Résultats de l’enquête ARAMIS 2 sur l’alcool en soirée chez les adolescents et les jeunes majeurs

Rédigé le 24/06/2022

L'enquête, financée par le Fonds de lutte contre les addictions, a été coordonnée par l’OFDT avec le concours de l’Institut national de la jeunesse et de l’éducation populaire (Injep) et de l’Université Paris-Cité. Au total, 133 enquêtés ont été interrogés entre 2020 et 2021, parmi lesquels des adolescents (15 à 18 ans), des jeunes adultes (jusqu’à 23 ans inclus) et des parents de mineurs (15 à 17 ans) sur la gestion et le contrôle des consommations dans les moments propices à l’alcoolisation tels que les soirées.

Les soirées constituent un moment de sociabilité déterminant dans le passage de l’adolescence à l’âge adulte, renforçant les groupes amicaux et les frontières sociales qui les distinguent. Mobilité spatiale, capital économique, image sociale : les différents types de soirées et modes d’usage de l’alcool sont déterminés par son appartenance sociale. La grande accessibilité de l’alcool, par l’achat ou par le don et le partage, et les quantités et la fréquence d’alcoolisation restent cependant homogènes chez les enquêtés aux appartenances sociales diverses.

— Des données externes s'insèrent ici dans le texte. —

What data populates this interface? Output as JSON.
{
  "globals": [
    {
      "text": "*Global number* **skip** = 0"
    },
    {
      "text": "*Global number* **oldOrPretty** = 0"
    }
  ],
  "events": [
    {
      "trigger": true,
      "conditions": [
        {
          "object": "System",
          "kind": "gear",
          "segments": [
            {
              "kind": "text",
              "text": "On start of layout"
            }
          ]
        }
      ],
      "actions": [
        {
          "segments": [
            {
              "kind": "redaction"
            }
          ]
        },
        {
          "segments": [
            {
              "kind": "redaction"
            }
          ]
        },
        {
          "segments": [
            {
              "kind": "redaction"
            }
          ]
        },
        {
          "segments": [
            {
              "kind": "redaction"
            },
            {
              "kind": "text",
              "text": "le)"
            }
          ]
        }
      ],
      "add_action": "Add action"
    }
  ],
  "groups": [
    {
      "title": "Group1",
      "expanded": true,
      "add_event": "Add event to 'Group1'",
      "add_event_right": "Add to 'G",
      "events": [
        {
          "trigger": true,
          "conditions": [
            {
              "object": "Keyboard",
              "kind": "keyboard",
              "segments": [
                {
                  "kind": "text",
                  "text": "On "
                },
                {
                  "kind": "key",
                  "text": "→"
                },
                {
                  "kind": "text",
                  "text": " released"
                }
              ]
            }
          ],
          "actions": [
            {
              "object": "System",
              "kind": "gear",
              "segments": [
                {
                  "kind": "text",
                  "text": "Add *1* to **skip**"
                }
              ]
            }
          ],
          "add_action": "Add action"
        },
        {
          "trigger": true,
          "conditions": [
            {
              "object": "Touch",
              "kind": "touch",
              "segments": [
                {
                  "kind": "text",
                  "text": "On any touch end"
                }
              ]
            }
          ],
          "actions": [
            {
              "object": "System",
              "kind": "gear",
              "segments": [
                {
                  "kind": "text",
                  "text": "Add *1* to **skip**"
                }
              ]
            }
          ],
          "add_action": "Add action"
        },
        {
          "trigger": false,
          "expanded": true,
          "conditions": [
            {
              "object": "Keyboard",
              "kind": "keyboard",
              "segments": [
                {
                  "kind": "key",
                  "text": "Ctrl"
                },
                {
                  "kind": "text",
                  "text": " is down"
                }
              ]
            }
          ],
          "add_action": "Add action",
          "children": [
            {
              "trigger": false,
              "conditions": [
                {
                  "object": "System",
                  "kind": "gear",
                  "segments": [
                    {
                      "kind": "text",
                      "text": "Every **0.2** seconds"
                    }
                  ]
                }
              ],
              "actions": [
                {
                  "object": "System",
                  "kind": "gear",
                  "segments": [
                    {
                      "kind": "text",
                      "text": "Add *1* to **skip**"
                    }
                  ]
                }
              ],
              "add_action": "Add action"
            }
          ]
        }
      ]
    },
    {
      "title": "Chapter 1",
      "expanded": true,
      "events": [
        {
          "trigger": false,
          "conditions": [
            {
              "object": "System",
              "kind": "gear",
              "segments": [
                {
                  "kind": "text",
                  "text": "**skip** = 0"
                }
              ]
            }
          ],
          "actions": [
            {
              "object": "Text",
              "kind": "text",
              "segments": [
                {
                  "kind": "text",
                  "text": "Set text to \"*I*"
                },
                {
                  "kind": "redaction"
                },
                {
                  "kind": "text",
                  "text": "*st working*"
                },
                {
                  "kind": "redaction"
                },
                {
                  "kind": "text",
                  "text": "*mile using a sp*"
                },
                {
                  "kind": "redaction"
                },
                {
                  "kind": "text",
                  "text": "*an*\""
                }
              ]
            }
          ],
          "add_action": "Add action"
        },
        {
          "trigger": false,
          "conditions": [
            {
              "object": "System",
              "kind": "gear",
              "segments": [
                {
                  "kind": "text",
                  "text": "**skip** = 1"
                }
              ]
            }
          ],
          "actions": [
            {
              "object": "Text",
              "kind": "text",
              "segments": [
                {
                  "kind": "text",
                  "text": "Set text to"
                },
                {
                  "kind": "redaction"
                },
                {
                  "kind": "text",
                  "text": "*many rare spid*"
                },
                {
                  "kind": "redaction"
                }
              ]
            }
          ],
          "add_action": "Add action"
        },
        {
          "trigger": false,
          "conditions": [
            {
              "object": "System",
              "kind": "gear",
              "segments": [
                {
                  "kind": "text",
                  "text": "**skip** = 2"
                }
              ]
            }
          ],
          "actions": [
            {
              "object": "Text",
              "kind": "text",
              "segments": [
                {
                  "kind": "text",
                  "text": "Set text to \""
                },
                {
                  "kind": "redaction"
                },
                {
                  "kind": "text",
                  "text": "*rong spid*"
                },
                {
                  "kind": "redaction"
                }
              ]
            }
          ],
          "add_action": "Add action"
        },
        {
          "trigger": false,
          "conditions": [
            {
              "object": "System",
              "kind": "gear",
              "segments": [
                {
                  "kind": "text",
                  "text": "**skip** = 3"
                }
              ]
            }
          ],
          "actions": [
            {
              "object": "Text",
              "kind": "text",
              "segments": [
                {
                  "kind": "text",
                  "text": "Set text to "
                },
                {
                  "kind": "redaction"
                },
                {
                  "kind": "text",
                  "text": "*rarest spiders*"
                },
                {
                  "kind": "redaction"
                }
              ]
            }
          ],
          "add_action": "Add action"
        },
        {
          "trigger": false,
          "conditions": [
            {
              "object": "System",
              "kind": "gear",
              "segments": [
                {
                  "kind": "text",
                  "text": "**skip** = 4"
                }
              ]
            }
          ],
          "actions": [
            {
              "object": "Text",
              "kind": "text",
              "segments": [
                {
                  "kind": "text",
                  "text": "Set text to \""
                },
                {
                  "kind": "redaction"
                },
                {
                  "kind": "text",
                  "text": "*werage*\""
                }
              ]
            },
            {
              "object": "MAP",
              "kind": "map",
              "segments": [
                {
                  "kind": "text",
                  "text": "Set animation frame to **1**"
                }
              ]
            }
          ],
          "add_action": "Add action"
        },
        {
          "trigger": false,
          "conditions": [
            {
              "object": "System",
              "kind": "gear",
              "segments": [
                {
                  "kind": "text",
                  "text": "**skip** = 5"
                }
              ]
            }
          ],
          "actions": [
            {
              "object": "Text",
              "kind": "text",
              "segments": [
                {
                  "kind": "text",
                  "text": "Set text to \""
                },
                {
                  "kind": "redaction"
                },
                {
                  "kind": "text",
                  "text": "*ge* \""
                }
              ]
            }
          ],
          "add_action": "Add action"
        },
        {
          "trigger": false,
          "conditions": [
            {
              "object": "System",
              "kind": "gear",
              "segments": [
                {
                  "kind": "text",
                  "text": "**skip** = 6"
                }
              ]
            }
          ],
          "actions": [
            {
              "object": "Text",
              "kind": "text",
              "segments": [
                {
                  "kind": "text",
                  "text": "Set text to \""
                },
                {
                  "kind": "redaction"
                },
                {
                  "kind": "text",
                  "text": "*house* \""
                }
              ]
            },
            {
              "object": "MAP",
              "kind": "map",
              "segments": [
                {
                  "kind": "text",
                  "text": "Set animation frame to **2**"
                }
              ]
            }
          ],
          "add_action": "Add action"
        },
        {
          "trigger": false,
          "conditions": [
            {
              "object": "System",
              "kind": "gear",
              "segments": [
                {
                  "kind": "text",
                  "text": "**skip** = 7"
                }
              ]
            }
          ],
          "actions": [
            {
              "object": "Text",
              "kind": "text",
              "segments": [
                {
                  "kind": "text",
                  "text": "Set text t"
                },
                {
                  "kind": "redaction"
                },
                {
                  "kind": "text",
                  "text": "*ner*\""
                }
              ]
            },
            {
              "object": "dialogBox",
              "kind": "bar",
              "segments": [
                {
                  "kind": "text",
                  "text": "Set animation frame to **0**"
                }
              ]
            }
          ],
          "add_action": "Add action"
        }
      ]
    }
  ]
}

Si les risques sanitaires de long terme associés à l’alcool sont encore largement méconnus, les risques immédiats font l’objet de régulations individuelles et collectives très codifiées.  Elles s’élaborent collectivement puisque les jeunes agissent solidairement et se répartissent différents rôles : s’approvisionner en alcool, le servir, veiller sur les autres, endosser la figure du « Sam », de « la maman » ou encore du « garde du corps ». Chez les filles, ces stratégies de contrôle sont particulièrement stéréotypées. Exposées au risque d’être considérées comme des « filles faciles » ou « immatures », elles doivent se conformer aux attentes sociales définies par l’ordre du genre et font l’objet d’impératifs contradictoires de la part des garçons qui les jugent et les incitent en même temps à consommer de l’alcool. Leurs réponses aux risques d’abus, d’agressions ou d’image dégradée s’organisent autour de stratégies de contrôle à la fois en amont des contextes d’usage et pour rentrer des soirées.